1. Fußgymnastik und Kräftigung der gesamten Fußmuskulatur.
2. Sprunggelenksorthese zum Schnüren. Nicht eine einfache Bandage oder Kompressionsstrumpf, sondern eine regelrechte Orthese. Sie besteht hauptsächlich aus einem U-Bügel aus hartem Material, das das Umknicken verhindert. An beiden Seiten hat sie ein langes, festes Band, das kreuzweise um den Knöchel herum geschlungen wird und per Klettverschluss auf der gegenüberliegenden Seite des Knöchels angeklettet wird.
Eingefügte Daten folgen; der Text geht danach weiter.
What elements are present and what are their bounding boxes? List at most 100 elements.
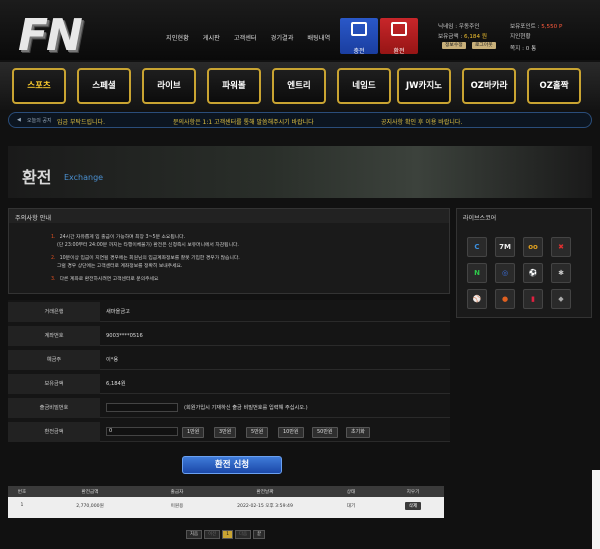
bank-row: 거래은행 새마을금고 xyxy=(8,302,450,322)
edit-info-button[interactable]: 정보수정 xyxy=(442,42,466,49)
notice-line: 1. 24시간 자유롭게 입 출금이 가능하며 최장 3~5분 소요됩니다. xyxy=(51,235,186,240)
holder-row: 예금주 이*용 xyxy=(8,350,450,370)
livescore-oo-icon[interactable]: oo xyxy=(523,237,543,257)
amount-30k-button[interactable]: 3만원 xyxy=(214,427,237,438)
balance-value: 6,184 원 xyxy=(464,34,487,40)
logout-button[interactable]: 로그아웃 xyxy=(472,42,496,49)
nav-oz-oddeven[interactable]: OZ홀짝 xyxy=(527,68,581,104)
page-subtitle: Exchange xyxy=(64,173,104,182)
holder-value: 이*용 xyxy=(106,357,119,363)
exchange-history: 번호 환전금액 출금자 환전날짜 상태 지우기 1 2,770,000원 이원용… xyxy=(8,486,444,518)
page-current[interactable]: 1 xyxy=(222,530,233,539)
message-label: 쪽지 : xyxy=(510,46,524,52)
withdraw-password-input[interactable] xyxy=(106,403,178,412)
page-last[interactable]: 끝 xyxy=(253,530,266,539)
nav-powerball[interactable]: 파워볼 xyxy=(207,68,261,104)
livescore-nba-ball-icon[interactable]: ● xyxy=(495,289,515,309)
row-amount: 2,770,000원 xyxy=(76,503,104,509)
table-row: 1 2,770,000원 이원용 2022-02-15 오후 3:59:49 대… xyxy=(8,497,444,514)
point-value: 5,550 P xyxy=(541,24,563,30)
amount-500k-button[interactable]: 50만원 xyxy=(312,427,338,438)
notice-line: 그럴 경우 상단에는 고객센터로 계좌정보를 정확히 보내주세요. xyxy=(57,264,183,269)
livescore-soccer-icon[interactable]: ⚽ xyxy=(523,263,543,283)
topnav-bet-history[interactable]: 배팅내역 xyxy=(307,33,330,42)
nav-special[interactable]: 스페셜 xyxy=(77,68,131,104)
livescore-panel: 라이브스코어 C 7M oo ✖ N ◎ ⚽ ✱ ⚾ ● ▮ ◆ xyxy=(456,208,592,318)
row-date: 2022-02-15 오후 3:59:49 xyxy=(237,503,293,509)
history-header-row: 번호 환전금액 출금자 환전날짜 상태 지우기 xyxy=(8,486,444,497)
notice-item: 입금 부탁드립니다. xyxy=(57,119,105,126)
livescore-mlb-icon[interactable]: ⚾ xyxy=(467,289,487,309)
row-name: 이원용 xyxy=(170,503,184,509)
top-navigation: 지인현황 게시판 고객센터 경기결과 배팅내역 xyxy=(166,33,344,42)
col-date: 환전날짜 xyxy=(210,486,320,497)
livescore-n-icon[interactable]: N xyxy=(467,263,487,283)
page-banner: 환전 Exchange xyxy=(8,146,592,198)
notice-line: (단 23:00부터 24:00분 까지는 타행이체불가) 환전은 신청즉시 보… xyxy=(57,243,239,248)
livescore-stars-icon[interactable]: ✱ xyxy=(551,263,571,283)
bank-label: 거래은행 xyxy=(8,302,100,322)
amount-reset-button[interactable]: 초기화 xyxy=(346,427,370,438)
amount-50k-button[interactable]: 5만원 xyxy=(246,427,269,438)
nav-entry[interactable]: 엔트리 xyxy=(272,68,326,104)
row-status: 대기 xyxy=(346,503,356,509)
charge-button[interactable]: 충전 xyxy=(340,18,378,55)
balance-row-value: 6,184원 xyxy=(106,381,126,387)
livescore-nhl-icon[interactable]: ◆ xyxy=(551,289,571,309)
notice-panel-title: 주의사항 안내 xyxy=(9,209,449,223)
page-title: 환전 xyxy=(22,168,52,187)
page: FN 지인현황 게시판 고객센터 경기결과 배팅내역 충전 환전 닉네임 : 우… xyxy=(0,0,600,549)
topnav-board[interactable]: 게시판 xyxy=(203,33,220,42)
exchange-button[interactable]: 환전 xyxy=(380,18,418,55)
nav-sports[interactable]: 스포츠 xyxy=(12,68,66,104)
topnav-support[interactable]: 고객센터 xyxy=(234,33,257,42)
amount-10k-button[interactable]: 1만원 xyxy=(182,427,205,438)
speaker-icon: ◀ xyxy=(17,117,21,123)
livescore-xx-icon[interactable]: ✖ xyxy=(551,237,571,257)
site-logo[interactable]: FN xyxy=(12,8,132,61)
password-row: 출금비밀번호 (회원가입시 기재하신 출금 비밀번호를 입력해 주십시오.) xyxy=(8,398,450,418)
nickname: 우동주인 xyxy=(458,24,480,30)
page-first[interactable]: 처음 xyxy=(186,530,203,539)
page-next[interactable]: 다음 xyxy=(234,530,252,539)
friends-link[interactable]: 지인현황 xyxy=(510,32,531,40)
livescore-nba-icon[interactable]: ▮ xyxy=(523,289,543,309)
col-no: 번호 xyxy=(8,486,36,497)
col-status: 상태 xyxy=(320,486,382,497)
topnav-friends[interactable]: 지인현황 xyxy=(166,33,189,42)
notice-item: 공지사항 확인 후 이용 바랍니다. xyxy=(381,119,463,126)
withdraw-password-label: 출금비밀번호 xyxy=(8,398,100,418)
delete-button[interactable]: 삭제 xyxy=(404,501,422,510)
col-amount: 환전금액 xyxy=(36,486,144,497)
password-hint: (회원가입시 기재하신 출금 비밀번호를 입력해 주십시오.) xyxy=(184,405,308,411)
amount-100k-button[interactable]: 10만원 xyxy=(278,427,304,438)
nav-named[interactable]: 네임드 xyxy=(337,68,391,104)
message-count: 0 통 xyxy=(525,46,537,52)
account-label: 계좌번호 xyxy=(8,326,100,346)
nickname-label: 닉네임 : xyxy=(438,24,458,30)
nav-jw-casino[interactable]: JW카지노 xyxy=(397,68,451,104)
balance-row-label: 보유금액 xyxy=(8,374,100,394)
exchange-submit-button[interactable]: 환전 신청 xyxy=(182,456,282,474)
nav-live[interactable]: 라이브 xyxy=(142,68,196,104)
notice-line: 2. 10분이상 입금이 지연될 경우에는 회원님의 입금계좌정보를 잘못 기입한… xyxy=(51,256,240,261)
topnav-results[interactable]: 경기결과 xyxy=(271,33,294,42)
livescore-ball-icon[interactable]: ◎ xyxy=(495,263,515,283)
pagination: 처음 이전 1 다음 끝 xyxy=(186,530,266,540)
balance-label: 보유금액 : xyxy=(438,34,463,40)
page-edge xyxy=(592,470,600,549)
main-navigation: 스포츠 스페셜 라이브 파워볼 엔트리 네임드 JW카지노 OZ바카라 OZ홀짝 xyxy=(0,62,600,110)
livescore-7m-icon[interactable]: 7M xyxy=(495,237,515,257)
nav-oz-baccarat[interactable]: OZ바카라 xyxy=(462,68,516,104)
page-prev[interactable]: 이전 xyxy=(204,530,221,539)
amount-row: 환전금액 0 1만원 3만원 5만원 10만원 50만원 초기화 xyxy=(8,422,450,442)
livescore-c-icon[interactable]: C xyxy=(467,237,487,257)
account-row: 계좌번호 9003****0516 xyxy=(8,326,450,346)
livescore-title: 라이브스코어 xyxy=(463,215,497,222)
amount-input[interactable]: 0 xyxy=(106,427,178,436)
notice-label: 오늘의 공지 xyxy=(27,118,52,124)
hand-coin-icon xyxy=(391,22,407,36)
balance-row: 보유금액 6,184원 xyxy=(8,374,450,394)
exchange-label: 환전 xyxy=(393,48,405,55)
point-label: 보유포인트 : xyxy=(510,24,540,30)
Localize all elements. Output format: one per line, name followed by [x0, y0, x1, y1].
Der Hausarzt wird dir das verschreiben - aber bestehe darauf, dass es eine Orthese ist und nix anderes.

Leider habe ich kein passendes Wort, um den aktuellen Zustand zu beschreiben.
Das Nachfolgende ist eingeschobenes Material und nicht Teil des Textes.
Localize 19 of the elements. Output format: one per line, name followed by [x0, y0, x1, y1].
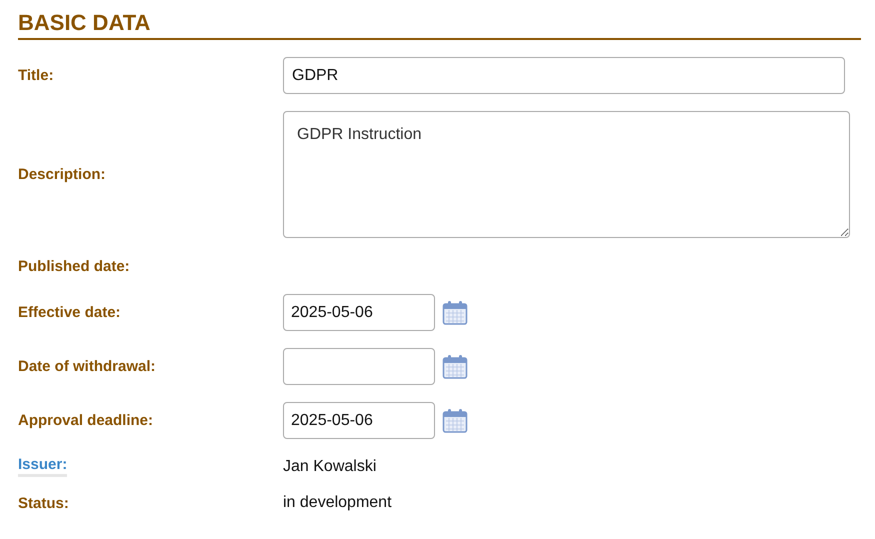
calendar-icon[interactable]	[442, 408, 468, 434]
field-label: Status:	[18, 494, 69, 512]
field-label: Description:	[18, 166, 106, 183]
date-field[interactable]: 2025-05-06	[283, 294, 435, 331]
field-value: Jan Kowalski	[283, 458, 376, 476]
calendar-icon[interactable]	[442, 300, 468, 326]
calendar-icon[interactable]	[442, 354, 468, 380]
field-label: Title:	[18, 67, 54, 84]
field-label: Date of withdrawal:	[18, 358, 156, 375]
field-label: Effective date:	[18, 304, 121, 321]
field-label: Approval deadline:	[18, 412, 154, 429]
field-label: Published date:	[18, 258, 130, 274]
title-field[interactable]: GDPR	[283, 57, 845, 94]
description-field[interactable]: GDPR Instruction	[283, 111, 850, 238]
section-title: BASIC DATA	[18, 9, 150, 37]
date-field[interactable]: 2025-05-06	[283, 402, 435, 439]
date-field[interactable]	[283, 348, 435, 385]
field-value: in development	[283, 494, 392, 512]
issuer-link[interactable]: Issuer:	[18, 456, 68, 477]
1. Es ist Aggressivität spürbar. Weil alle Mühen und alle Energien kein Ergebnis zeitigen. Weil keine Ideen oder Möglichkeiten existieren. Weil jeglicher Versuch, Hilfe zu erhalten, scheitert. Weil ich die Lethargie zulasse und sie nicht durch Aktivität beseitige.
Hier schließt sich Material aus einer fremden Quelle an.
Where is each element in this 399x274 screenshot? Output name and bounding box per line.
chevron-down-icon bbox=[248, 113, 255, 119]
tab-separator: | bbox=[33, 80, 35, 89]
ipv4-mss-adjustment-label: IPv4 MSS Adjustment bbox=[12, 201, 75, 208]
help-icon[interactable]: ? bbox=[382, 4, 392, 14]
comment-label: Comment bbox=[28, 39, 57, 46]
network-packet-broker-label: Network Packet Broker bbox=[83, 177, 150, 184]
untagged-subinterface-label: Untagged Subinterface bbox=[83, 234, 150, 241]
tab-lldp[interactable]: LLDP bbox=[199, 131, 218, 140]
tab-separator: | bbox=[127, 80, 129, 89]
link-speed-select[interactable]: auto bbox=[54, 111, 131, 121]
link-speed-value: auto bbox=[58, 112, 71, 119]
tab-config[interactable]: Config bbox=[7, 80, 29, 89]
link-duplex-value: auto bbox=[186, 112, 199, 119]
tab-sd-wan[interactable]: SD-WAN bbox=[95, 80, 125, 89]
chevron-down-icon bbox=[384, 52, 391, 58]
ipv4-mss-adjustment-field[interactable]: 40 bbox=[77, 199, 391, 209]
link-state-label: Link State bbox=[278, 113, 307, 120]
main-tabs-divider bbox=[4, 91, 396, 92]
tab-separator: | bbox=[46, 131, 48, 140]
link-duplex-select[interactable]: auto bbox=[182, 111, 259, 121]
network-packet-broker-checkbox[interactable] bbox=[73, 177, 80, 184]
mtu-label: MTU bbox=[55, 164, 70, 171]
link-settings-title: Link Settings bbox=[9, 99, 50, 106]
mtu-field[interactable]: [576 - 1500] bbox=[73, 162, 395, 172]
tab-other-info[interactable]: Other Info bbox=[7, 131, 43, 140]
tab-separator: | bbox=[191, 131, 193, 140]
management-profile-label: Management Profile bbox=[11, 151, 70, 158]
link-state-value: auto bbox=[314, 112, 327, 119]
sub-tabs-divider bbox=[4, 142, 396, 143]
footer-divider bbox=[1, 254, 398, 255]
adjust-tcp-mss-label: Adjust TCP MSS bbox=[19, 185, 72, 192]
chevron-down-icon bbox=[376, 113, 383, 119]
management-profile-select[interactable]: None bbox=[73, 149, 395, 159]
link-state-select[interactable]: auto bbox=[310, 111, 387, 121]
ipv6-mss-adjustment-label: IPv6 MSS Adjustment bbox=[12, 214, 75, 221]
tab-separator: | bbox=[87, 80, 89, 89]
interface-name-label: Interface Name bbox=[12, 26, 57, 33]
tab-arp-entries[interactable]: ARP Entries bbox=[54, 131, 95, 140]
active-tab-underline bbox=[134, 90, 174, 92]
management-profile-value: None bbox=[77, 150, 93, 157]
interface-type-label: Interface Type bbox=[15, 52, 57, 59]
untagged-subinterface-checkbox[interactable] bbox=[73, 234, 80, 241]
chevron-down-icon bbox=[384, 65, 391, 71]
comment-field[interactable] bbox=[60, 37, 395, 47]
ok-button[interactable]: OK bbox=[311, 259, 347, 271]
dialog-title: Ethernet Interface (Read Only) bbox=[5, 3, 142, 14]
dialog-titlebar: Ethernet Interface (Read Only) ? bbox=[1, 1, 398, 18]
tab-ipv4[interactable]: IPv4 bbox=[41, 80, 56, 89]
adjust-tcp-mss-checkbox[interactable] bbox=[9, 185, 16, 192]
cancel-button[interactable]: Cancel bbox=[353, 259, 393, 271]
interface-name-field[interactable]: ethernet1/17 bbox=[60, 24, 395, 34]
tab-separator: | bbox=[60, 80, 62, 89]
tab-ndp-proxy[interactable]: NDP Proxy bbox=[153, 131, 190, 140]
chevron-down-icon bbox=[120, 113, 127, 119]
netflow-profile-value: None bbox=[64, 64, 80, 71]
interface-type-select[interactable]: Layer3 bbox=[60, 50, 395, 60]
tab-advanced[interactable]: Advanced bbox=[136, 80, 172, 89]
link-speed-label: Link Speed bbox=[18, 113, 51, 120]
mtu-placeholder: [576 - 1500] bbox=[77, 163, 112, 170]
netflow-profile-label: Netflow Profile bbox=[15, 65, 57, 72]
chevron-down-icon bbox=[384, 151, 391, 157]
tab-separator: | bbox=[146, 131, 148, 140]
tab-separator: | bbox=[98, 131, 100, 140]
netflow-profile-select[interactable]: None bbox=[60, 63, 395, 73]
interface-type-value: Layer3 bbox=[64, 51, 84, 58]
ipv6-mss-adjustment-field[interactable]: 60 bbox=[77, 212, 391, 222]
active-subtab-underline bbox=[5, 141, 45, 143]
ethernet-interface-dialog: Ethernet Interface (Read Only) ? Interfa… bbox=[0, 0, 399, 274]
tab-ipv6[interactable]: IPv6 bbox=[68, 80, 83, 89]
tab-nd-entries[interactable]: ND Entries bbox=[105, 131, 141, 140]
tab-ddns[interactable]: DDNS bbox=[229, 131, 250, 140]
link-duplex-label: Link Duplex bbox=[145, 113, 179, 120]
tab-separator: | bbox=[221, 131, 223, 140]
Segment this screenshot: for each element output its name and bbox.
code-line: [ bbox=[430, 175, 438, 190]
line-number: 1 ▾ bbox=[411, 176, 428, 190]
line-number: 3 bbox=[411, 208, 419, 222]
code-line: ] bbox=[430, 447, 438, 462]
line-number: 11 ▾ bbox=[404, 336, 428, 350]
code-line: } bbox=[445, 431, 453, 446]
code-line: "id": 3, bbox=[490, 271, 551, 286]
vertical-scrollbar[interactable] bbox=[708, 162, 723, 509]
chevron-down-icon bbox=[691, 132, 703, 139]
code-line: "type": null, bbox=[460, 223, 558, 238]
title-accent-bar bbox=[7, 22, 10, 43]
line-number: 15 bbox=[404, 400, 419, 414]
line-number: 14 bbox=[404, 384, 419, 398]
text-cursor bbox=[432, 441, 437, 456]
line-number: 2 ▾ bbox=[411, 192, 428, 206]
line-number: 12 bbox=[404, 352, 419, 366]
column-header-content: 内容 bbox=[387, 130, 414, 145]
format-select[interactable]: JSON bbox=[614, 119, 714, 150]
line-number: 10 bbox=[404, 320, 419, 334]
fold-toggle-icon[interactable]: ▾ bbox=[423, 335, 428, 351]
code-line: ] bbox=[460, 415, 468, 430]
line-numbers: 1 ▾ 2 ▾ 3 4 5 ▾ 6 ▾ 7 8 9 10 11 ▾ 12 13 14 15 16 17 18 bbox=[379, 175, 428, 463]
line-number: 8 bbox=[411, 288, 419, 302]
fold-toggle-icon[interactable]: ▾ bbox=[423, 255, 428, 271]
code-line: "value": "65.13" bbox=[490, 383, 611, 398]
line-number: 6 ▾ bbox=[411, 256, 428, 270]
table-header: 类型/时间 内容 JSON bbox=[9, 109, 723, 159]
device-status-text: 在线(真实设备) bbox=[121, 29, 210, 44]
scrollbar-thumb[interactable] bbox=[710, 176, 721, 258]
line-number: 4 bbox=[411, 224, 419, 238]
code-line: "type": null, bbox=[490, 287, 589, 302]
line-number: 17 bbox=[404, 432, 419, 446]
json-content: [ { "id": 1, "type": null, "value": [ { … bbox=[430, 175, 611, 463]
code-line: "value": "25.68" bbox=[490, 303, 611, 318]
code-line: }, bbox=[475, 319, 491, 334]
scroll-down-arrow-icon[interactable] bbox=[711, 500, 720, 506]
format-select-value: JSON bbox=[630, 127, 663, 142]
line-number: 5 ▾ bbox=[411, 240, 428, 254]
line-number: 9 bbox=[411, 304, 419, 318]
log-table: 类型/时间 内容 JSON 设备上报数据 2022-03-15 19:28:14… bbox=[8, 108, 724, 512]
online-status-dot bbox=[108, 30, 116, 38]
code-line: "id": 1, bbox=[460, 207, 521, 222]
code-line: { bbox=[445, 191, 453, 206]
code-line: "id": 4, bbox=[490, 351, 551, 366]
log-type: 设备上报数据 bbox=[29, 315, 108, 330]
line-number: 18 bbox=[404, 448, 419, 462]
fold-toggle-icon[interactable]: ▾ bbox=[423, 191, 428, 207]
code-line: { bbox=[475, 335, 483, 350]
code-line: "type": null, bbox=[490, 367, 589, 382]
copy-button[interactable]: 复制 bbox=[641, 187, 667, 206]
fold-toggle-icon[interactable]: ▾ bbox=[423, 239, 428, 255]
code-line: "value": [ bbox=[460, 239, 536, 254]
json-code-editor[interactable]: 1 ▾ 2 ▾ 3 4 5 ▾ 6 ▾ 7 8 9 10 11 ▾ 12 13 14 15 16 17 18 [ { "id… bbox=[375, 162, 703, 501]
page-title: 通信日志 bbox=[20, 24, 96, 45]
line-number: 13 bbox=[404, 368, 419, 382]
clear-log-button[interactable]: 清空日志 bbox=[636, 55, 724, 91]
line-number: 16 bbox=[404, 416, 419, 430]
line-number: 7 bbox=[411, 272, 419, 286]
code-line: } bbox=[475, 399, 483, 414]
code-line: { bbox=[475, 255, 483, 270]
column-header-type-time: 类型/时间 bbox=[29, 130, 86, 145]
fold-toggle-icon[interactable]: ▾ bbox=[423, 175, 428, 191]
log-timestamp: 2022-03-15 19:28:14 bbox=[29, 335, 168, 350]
2. Lethargie. Ich tue einfach nichts, obwohl ich etwas tun sollte. Ich werde morgens nicht wach. Die Sonne scheint und ich gehe nicht raus, weil es keine Motivation dazu gibt. Es gibt kaum mehr etwas, was mich interessiert. Ob ich ein Bedürfnis nach Bewegung habe, weiß ich nicht. Bisher hat dieser Impuls immer existiert. Selbst der Zustand "Lethargie" macht mich fertig. Ich kann nicht mal mehr einen Urlaub planen. Ich will weg, aber es gibt nichts, wohin ich wollen könnte. Die Suche nach Angeboten überfordert mich. Das Planen einer Tageswanderung im Schwarzwald überfordert mich.
Aber je weniger ich das trainiere, umso weniger kann ich das.